Don’t get me wrong, we’ve all been there. We all have a volume in our collection that we bought on impulse, but can’t imagine ever actually sitting down and opening. Maybe it’s by an author who has a reputation for complex prose. Maybe it’s about a topic we haven’t encountered before, and we don’t feel we have the required background knowledge to properly engage with it. Maybe it’s a 900-page monster, and we can’t summon the courage to approach a tome whose sheer heft could probably kill a man if dropped from a substantial height.

But as a former English teacher, PhD researcher, editor, writer and recovering bibliophile, let me tell you a secret: books are more scared of you than you are of them.

(Or maybe that’s spiders. Either way, the point stands.)

I grew up in an area where reading was regarded with suspicion at best, and punitive action at worst, so my relationship with literature has always been complicated. By the time I was 17 and university was on the horizon, I had a vague idea that I wanted to study English, but I was a solid C-student (on a good day), so I’d made my peace with the fact that there would always be certain books that would remain off limits to me. I wouldn’t be dabbling in Dostoevsky. I wouldn’t be tackling Tolstoy. I wouldn’t be… kicking it… with… Kafka? That last one wasn’t as good.

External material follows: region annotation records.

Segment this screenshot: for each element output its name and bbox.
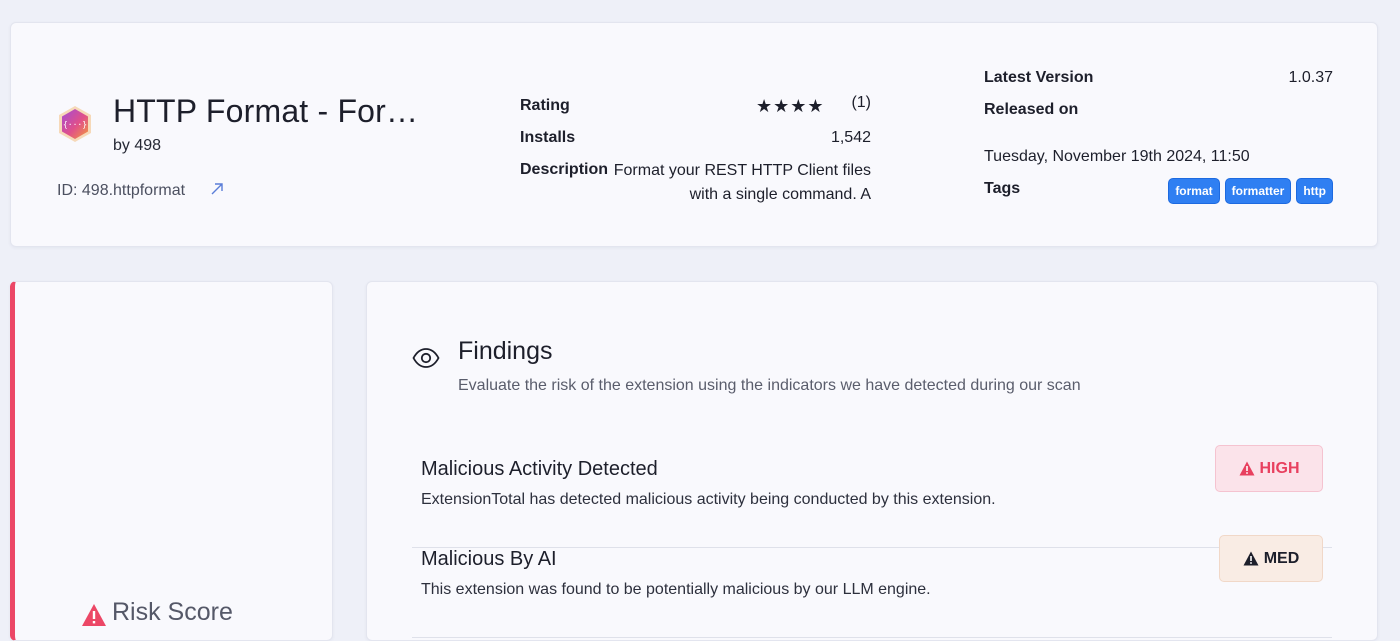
- rating-stars-icon: ★★★★: [756, 96, 825, 116]
- warning-triangle-icon: [1239, 461, 1254, 476]
- svg-text:{···}: {···}: [63, 120, 87, 129]
- finding-description: This extension was found to be potential…: [421, 581, 931, 598]
- findings-title: Findings: [458, 337, 553, 365]
- finding-description: ExtensionTotal has detected malicious ac…: [421, 491, 996, 508]
- findings-subtitle: Evaluate the risk of the extension using…: [458, 377, 1081, 394]
- finding-title: Malicious Activity Detected: [421, 458, 658, 480]
- severity-label: MED: [1263, 549, 1300, 567]
- finding-row[interactable]: Malicious By AI This extension was found…: [412, 535, 1332, 638]
- extension-author: by 498: [113, 137, 162, 154]
- rating-count: (1): [851, 94, 871, 111]
- severity-badge-med: MED: [1219, 535, 1323, 582]
- warning-triangle-icon: [1243, 551, 1259, 566]
- severity-label: HIGH: [1259, 459, 1300, 477]
- extension-title: HTTP Format - For…: [113, 93, 419, 129]
- tag-format[interactable]: format: [1168, 178, 1220, 204]
- tag-http[interactable]: http: [1296, 178, 1333, 204]
- tags-list: format formatter http: [1168, 178, 1333, 204]
- extension-id: ID: 498.httpformat: [57, 182, 186, 199]
- finding-row[interactable]: Malicious Activity Detected ExtensionTot…: [412, 445, 1332, 548]
- extension-logo-icon: {···}: [59, 106, 91, 142]
- warning-triangle-icon: [82, 604, 106, 626]
- eye-icon: [412, 348, 440, 368]
- finding-title: Malicious By AI: [421, 548, 557, 570]
- external-link-arrow-icon[interactable]: [209, 181, 225, 197]
- tags-label: Tags: [984, 180, 1021, 197]
- risk-score-card: Risk Score: [10, 281, 333, 641]
- tag-formatter[interactable]: formatter: [1224, 178, 1292, 204]
- description-value: Format your REST HTTP Client files with …: [613, 162, 871, 203]
- released-label: Released on: [984, 101, 1079, 118]
- extension-header-card: {···} HTTP Format - For… by 498 ID: 498.…: [10, 22, 1378, 247]
- installs-value: 1,542: [830, 129, 871, 146]
- released-value: Tuesday, November 19th 2024, 11:50: [984, 148, 1250, 165]
- latest-version-value: 1.0.37: [1288, 69, 1333, 86]
- latest-version-label: Latest Version: [984, 69, 1094, 86]
- severity-badge-high: HIGH: [1215, 445, 1323, 492]
- description-label: Description: [520, 161, 609, 178]
- installs-label: Installs: [520, 129, 576, 146]
- rating-label: Rating: [520, 97, 570, 114]
- findings-card: Findings Evaluate the risk of the extens…: [366, 281, 1378, 641]
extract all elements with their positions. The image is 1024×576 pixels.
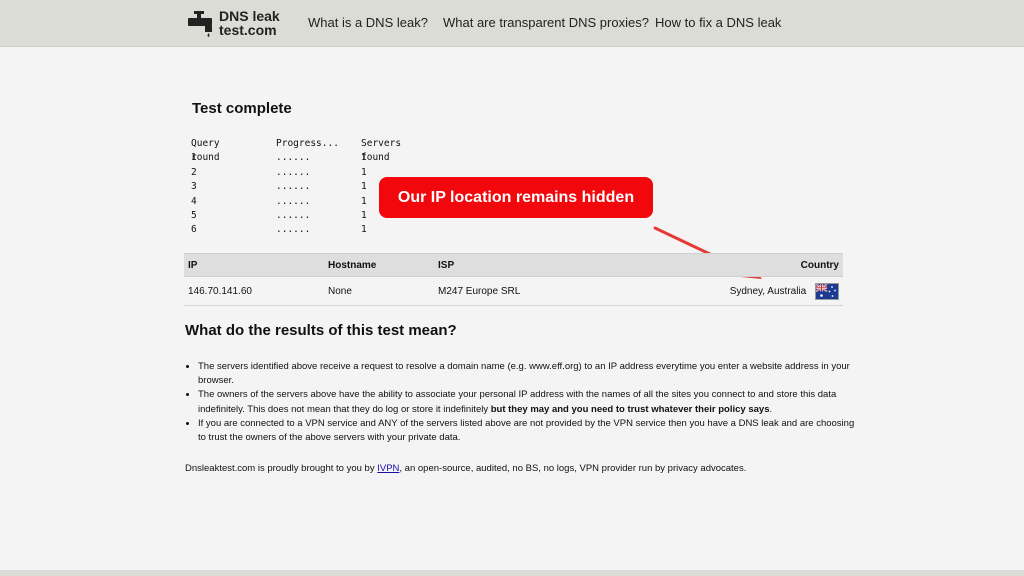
round-number: 2 xyxy=(191,166,197,178)
page-footer-strip xyxy=(0,570,1024,576)
trust-policy-emphasis: but they may and you need to trust whate… xyxy=(490,403,770,415)
round-servers: 1 xyxy=(361,166,367,178)
dns-servers-table: IP Hostname ISP Country 146.70.141.60 No… xyxy=(184,253,843,306)
col-hostname: Hostname xyxy=(324,253,434,277)
nav-what-is-dns-leak[interactable]: What is a DNS leak? xyxy=(308,15,428,30)
cell-country: Sydney, Australia xyxy=(602,276,843,306)
top-navbar: DNS leak test.com What is a DNS leak? Wh… xyxy=(0,0,1024,47)
logo-text-line1: DNS leak xyxy=(219,8,280,24)
round-progress: ...... xyxy=(276,195,311,207)
nav-how-to-fix[interactable]: How to fix a DNS leak xyxy=(655,15,781,30)
col-isp: ISP xyxy=(434,253,602,277)
round-number: 4 xyxy=(191,195,197,207)
col-servers-found: Servers found xyxy=(361,138,402,163)
cell-hostname: None xyxy=(324,276,434,306)
list-item: The owners of the servers above have the… xyxy=(198,388,858,416)
round-servers: 1 xyxy=(361,181,367,193)
country-name: Sydney, Australia xyxy=(729,285,807,297)
round-servers: 1 xyxy=(361,209,367,221)
round-progress: ...... xyxy=(276,209,311,221)
results-meaning-heading: What do the results of this test mean? xyxy=(185,322,457,339)
col-country: Country xyxy=(602,253,843,277)
sponsor-note: Dnsleaktest.com is proudly brought to yo… xyxy=(185,463,747,474)
round-servers: 1 xyxy=(361,195,367,207)
ivpn-link[interactable]: IVPN xyxy=(377,463,399,474)
nav-transparent-dns-proxies[interactable]: What are transparent DNS proxies? xyxy=(443,15,649,30)
round-number: 3 xyxy=(191,181,197,193)
ip-hidden-callout: Our IP location remains hidden xyxy=(379,177,653,218)
round-servers: 1 xyxy=(361,224,367,236)
table-row: 146.70.141.60 None M247 Europe SRL Sydne… xyxy=(184,276,843,306)
round-progress: ...... xyxy=(276,166,311,178)
round-number: 1 xyxy=(191,152,197,164)
table-header-row: IP Hostname ISP Country xyxy=(184,253,843,277)
results-explanation-list: The servers identified above receive a r… xyxy=(185,360,858,445)
list-item: If you are connected to a VPN service an… xyxy=(198,417,858,445)
faucet-icon xyxy=(188,11,212,37)
australia-flag-icon xyxy=(815,282,839,300)
col-progress: Progress... xyxy=(276,138,339,149)
logo-text-line2: test.com xyxy=(219,22,277,38)
round-number: 5 xyxy=(191,209,197,221)
col-ip: IP xyxy=(184,253,324,277)
cell-isp: M247 Europe SRL xyxy=(434,276,602,306)
round-servers: 1 xyxy=(361,152,367,164)
cell-ip: 146.70.141.60 xyxy=(184,276,324,306)
round-number: 6 xyxy=(191,224,197,236)
test-status-title: Test complete xyxy=(192,100,292,117)
round-progress: ...... xyxy=(276,224,311,236)
round-progress: ...... xyxy=(276,181,311,193)
list-item: The servers identified above receive a r… xyxy=(198,360,858,388)
round-progress: ...... xyxy=(276,152,311,164)
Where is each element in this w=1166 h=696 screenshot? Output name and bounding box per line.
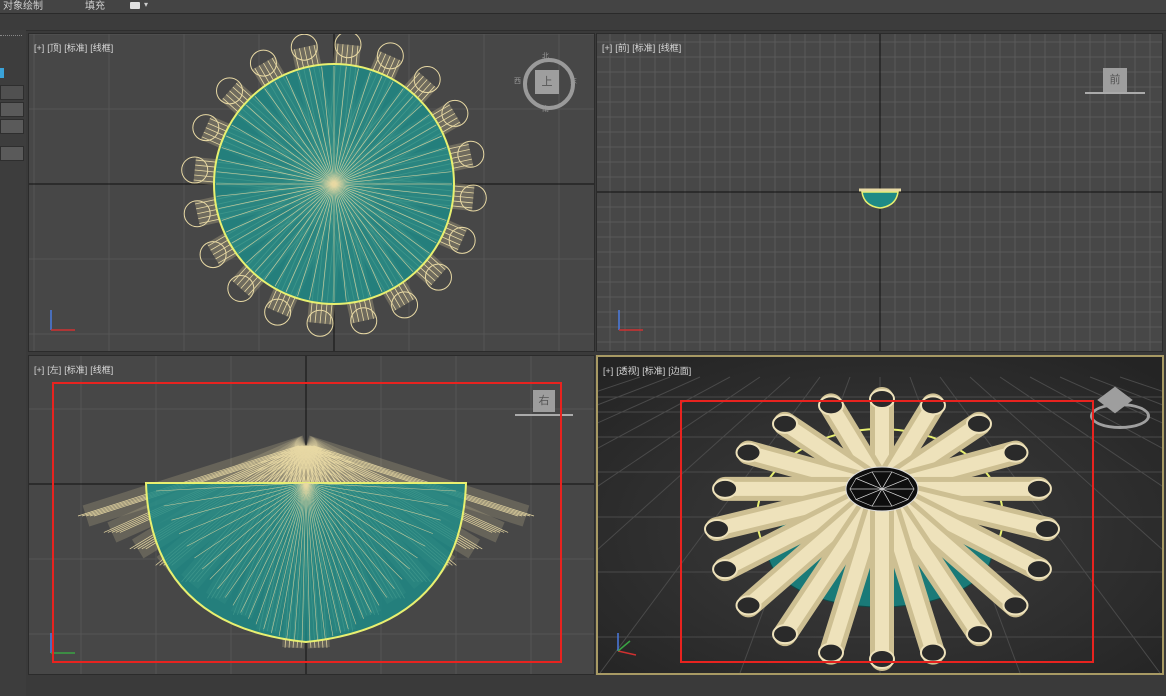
shading-mode[interactable]: [标准] [632,43,655,53]
menu-object-paint[interactable]: 对象绘制 [3,0,43,13]
viewport-label-top[interactable]: [+] [顶] [标准] [线框] [34,41,116,54]
viewcube-top[interactable]: 上 北 南 东 西 [514,53,577,113]
viewcube-front[interactable]: 前 [1085,64,1149,104]
panel-field-4[interactable] [0,146,24,161]
front-view-canvas [597,34,1162,351]
menu-populate[interactable]: 填充 [85,0,105,13]
display-mode[interactable]: [线框] [90,365,113,375]
axis-gizmo [50,310,75,331]
shading-mode[interactable]: [标准] [642,366,665,376]
viewport-menu[interactable]: [+] [34,43,44,53]
viewport-menu[interactable]: [+] [34,365,44,375]
compass-east: 东 [570,78,577,85]
display-mode[interactable]: [边面] [668,366,691,376]
panel-field-1[interactable] [0,85,24,100]
chevron-down-icon[interactable]: ▾ [144,0,148,9]
command-panel-strip [0,30,26,696]
viewport-label-front[interactable]: [+] [前] [标准] [线框] [602,41,684,54]
compass-north: 北 [542,53,549,60]
view-name[interactable]: [左] [47,365,61,375]
viewcube-perspective[interactable] [1088,385,1150,435]
display-mode[interactable]: [线框] [90,43,113,53]
viewcube-face[interactable]: 前 [1103,68,1127,92]
panel-field-3[interactable] [0,119,24,134]
compass-ring[interactable] [1085,92,1145,98]
ribbon-strip [0,14,1166,31]
panel-field-2[interactable] [0,102,24,117]
shading-mode[interactable]: [标准] [64,365,87,375]
viewport-menu[interactable]: [+] [602,43,612,53]
view-name[interactable]: [前] [615,43,629,53]
viewport-menu[interactable]: [+] [603,366,613,376]
compass-west: 西 [514,78,521,85]
view-name[interactable]: [顶] [47,43,61,53]
highlight-box-left [52,382,562,663]
panel-grip [0,35,22,38]
menu-bar: 对象绘制 填充 ▾ [0,0,1166,14]
panel-icon[interactable] [0,68,4,78]
compass-south: 南 [542,106,549,113]
viewport-top[interactable]: [+] [顶] [标准] [线框] 上 北 南 东 西 [28,33,595,352]
viewport-front[interactable]: [+] [前] [标准] [线框] 前 [596,33,1163,352]
view-name[interactable]: [透视] [616,366,639,376]
highlight-box-perspective [680,400,1094,663]
viewport-left[interactable]: [+] [左] [标准] [线框] 右 [28,355,595,675]
viewport-label-left[interactable]: [+] [左] [标准] [线框] [34,363,116,376]
shading-mode[interactable]: [标准] [64,43,87,53]
display-mode[interactable]: [线框] [658,43,681,53]
viewcube-face[interactable]: 上 [535,70,559,94]
viewport-label-persp[interactable]: [+] [透视] [标准] [边面] [603,364,694,377]
viewport-perspective[interactable]: [+] [透视] [标准] [边面] [596,355,1164,675]
top-view-canvas [29,34,594,351]
camera-dropdown-icon[interactable] [130,2,140,9]
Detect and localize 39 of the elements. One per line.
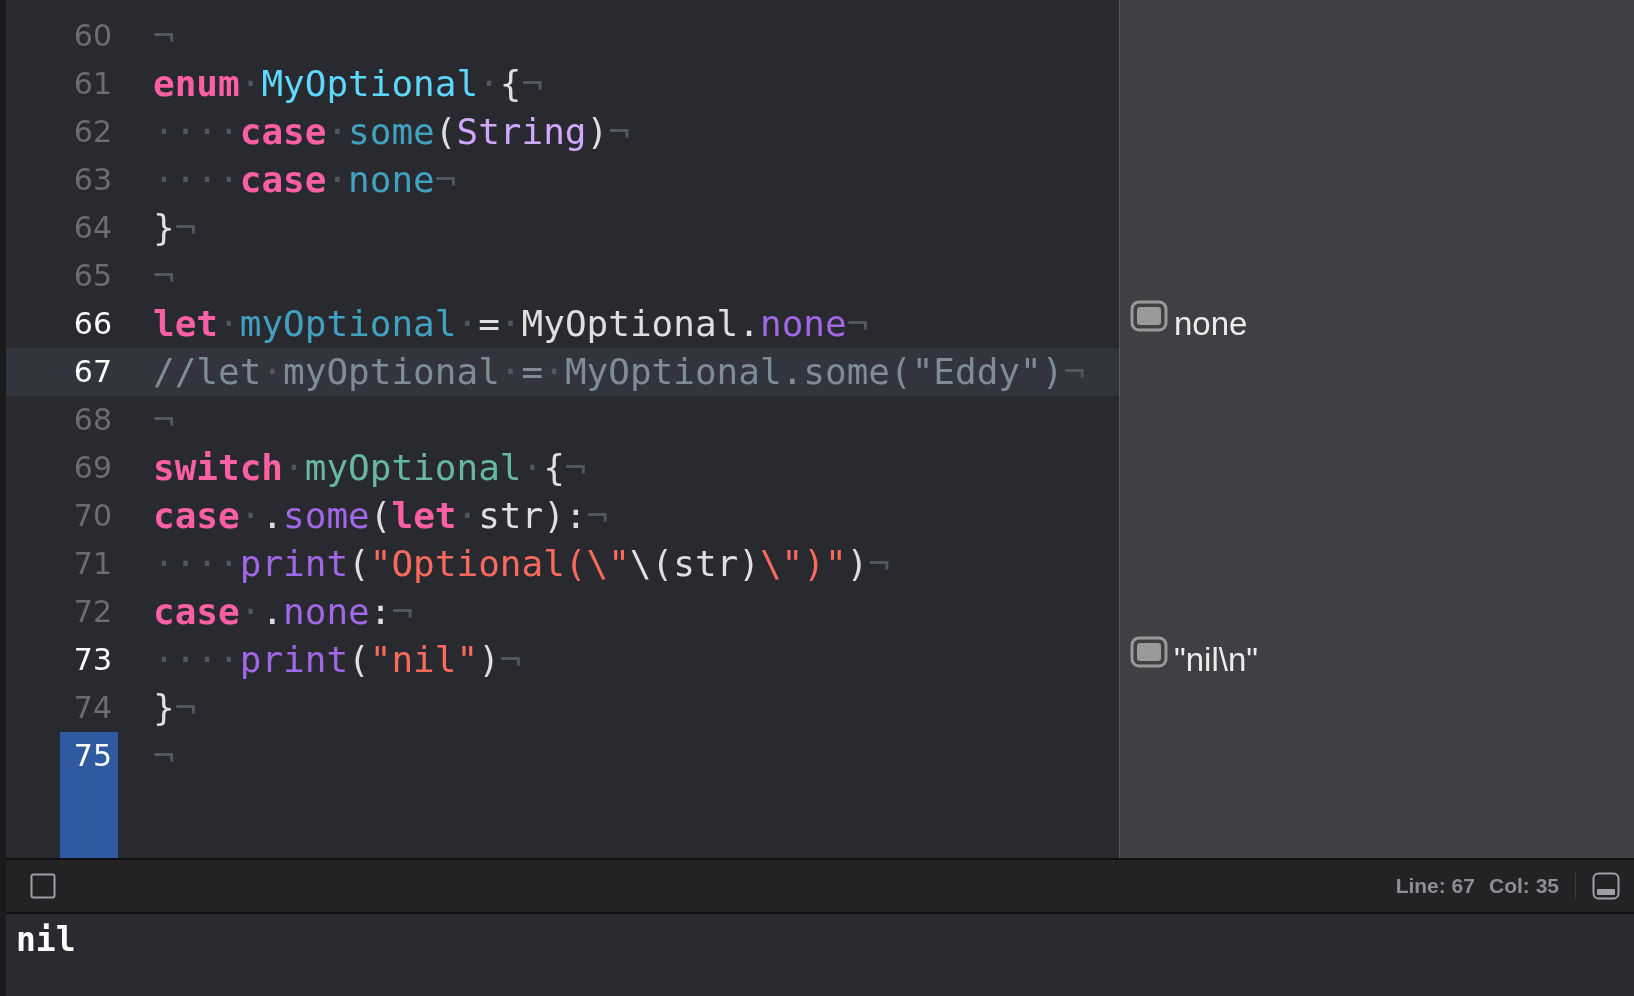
code-line: enum·MyOptional·{¬ (153, 62, 545, 106)
quick-look-icon[interactable] (1130, 636, 1168, 668)
code-line: }¬ (153, 686, 198, 730)
line-number: 73 (72, 641, 113, 679)
code-line: ····case·none¬ (153, 158, 458, 202)
code-line: let·myOptional·=·MyOptional.none¬ (153, 302, 870, 346)
code-line: ¬ (153, 14, 176, 58)
checkbox-icon[interactable] (30, 873, 56, 899)
line-number: 63 (72, 161, 113, 199)
code-line: ¬ (153, 398, 176, 442)
code-line: ····case·some(String)¬ (153, 110, 631, 154)
code-line: ····print("Optional(\"\(str)\")")¬ (153, 542, 891, 586)
result-value: "nil\n" (1174, 640, 1258, 680)
code-line: ¬ (153, 734, 176, 778)
line-number: 69 (72, 449, 113, 487)
line-number: 64 (72, 209, 113, 247)
code-line: ····print("nil")¬ (153, 638, 523, 682)
line-number: 74 (72, 689, 113, 727)
line-number: 72 (72, 593, 113, 631)
quick-look-icon[interactable] (1130, 300, 1168, 332)
result-value: none (1174, 304, 1248, 344)
console-output: nil (16, 920, 76, 959)
code-line: switch·myOptional·{¬ (153, 446, 588, 490)
panel-toggle-icon[interactable] (1592, 872, 1620, 900)
line-number: 70 (72, 497, 113, 535)
code-line: }¬ (153, 206, 198, 250)
line-number: 68 (72, 401, 113, 439)
line-number: 71 (72, 545, 113, 583)
code-line: case·.some(let·str):¬ (153, 494, 610, 538)
line-number[interactable]: 75 (60, 732, 118, 858)
column-indicator: Col: 35 (1489, 874, 1559, 898)
line-number: 60 (72, 17, 113, 55)
code-line: case·.none:¬ (153, 590, 415, 634)
line-number: 66 (72, 305, 113, 343)
line-number: 61 (72, 65, 113, 103)
code-line: ¬ (153, 254, 176, 298)
line-indicator: Line: 67 (1395, 874, 1475, 898)
line-number: 62 (72, 113, 113, 151)
line-number: 65 (72, 257, 113, 295)
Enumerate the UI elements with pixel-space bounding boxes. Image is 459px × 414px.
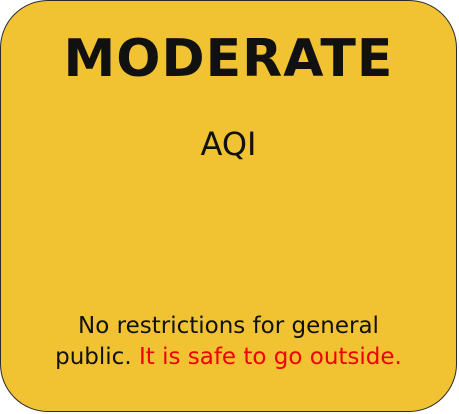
aqi-status-label: MODERATE bbox=[63, 29, 394, 89]
aqi-advice-message: No restrictions for general public. It i… bbox=[1, 311, 456, 373]
advice-line-1: No restrictions for general bbox=[78, 313, 379, 339]
advice-line-2-prefix: public. bbox=[55, 344, 139, 370]
aqi-metric-label: AQI bbox=[200, 125, 257, 163]
advice-safe-highlight: It is safe to go outside. bbox=[138, 344, 402, 370]
aqi-card: MODERATE AQI No restrictions for general… bbox=[0, 0, 457, 412]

My college library had a couple of shelves dedicated to the “Everyman Millennium library”, which was a really beautiful collection of classics in hardback. You had your major players – Dickens, Shakespeare, a handful of Brontes, etc – but there were also all these authors I’d never heard of before. Who was Marcel Proust? Or Nikolai Gogol? Is that man’s name literally “Balzac”? Surely that isn’t pronounced the way it’s spelled? (Reader, it was pronounced exactly the way it’s spelled).

. . . .

I spent the rest of the year checking out books at random and trying to read them. I started with books I was vaguely aware of, that were sub-200 pages, and gradually started to work my way up to thicker and more complicated volumes.

Here’s the thing about jumping straight to 19th century European realism when the most advanced book you’ve read so far is the last Harry Potter: your comprehension is not going to be great. Most of the time I wouldn’t classify what I was doing as “reading” – really I was just scanning my eyes over the page, only taking in the odd sentence fragment here and there. If I could get my hand on a plot summary or set of SparkNotes, I’d sometimes read that, alongside whichever book I was currently in the middle of, just so I didn’t feel completely adrift – but in general I just tasted the words on the page, with the occasional moment of comprehension as a rare bonus.

When I put it like that, it probably sounds like a waste of time, but I can’t recommend it enough. I “read” every James Joyce book in order, including Ulysses and Finnegans Wake, and took in maybe 1 per cent of what he wrote. I “read” In Search of Lost Time over the course of several weeks, and came out the other side with only a dim awareness of what had happened. I got a good few books deep into Emile Zola’s Les Rougon-Macquart cycle before I realised they were even supposed to be connected to each other.

But even though my comprehension was minimal, I found that the act of reading was in itself valuable. It sounds obvious to say, but it was like exercising a muscle, where even if you struggle in the exercise you’ll still find that you feel the benefits later on. Going back to “normal” books after you’ve read Ezra Pound’s Cantos in full becomes trivial (even if you did only understand three of the poems). Better still, when you come back to those really complicated books somewhere down the line – the ones you thought went completely over your head on a first reading – you’ll find that you got a lot more out of them the first time than you thought you did.

The benefits go beyond the act of reading, too. There’s something to be said for the confidence with which you approach other tasks once you’ve persevered with a 1000-page Modernist abomination. It made me a better writer, a better public speaker, and a more attentive student. It’s probably the only reason I still have anything like an attention span in a world of iPhones. Plus, there are the bragging rights of getting to tell people you read Ulysses (they don’t need to know that you have no idea what happened in it).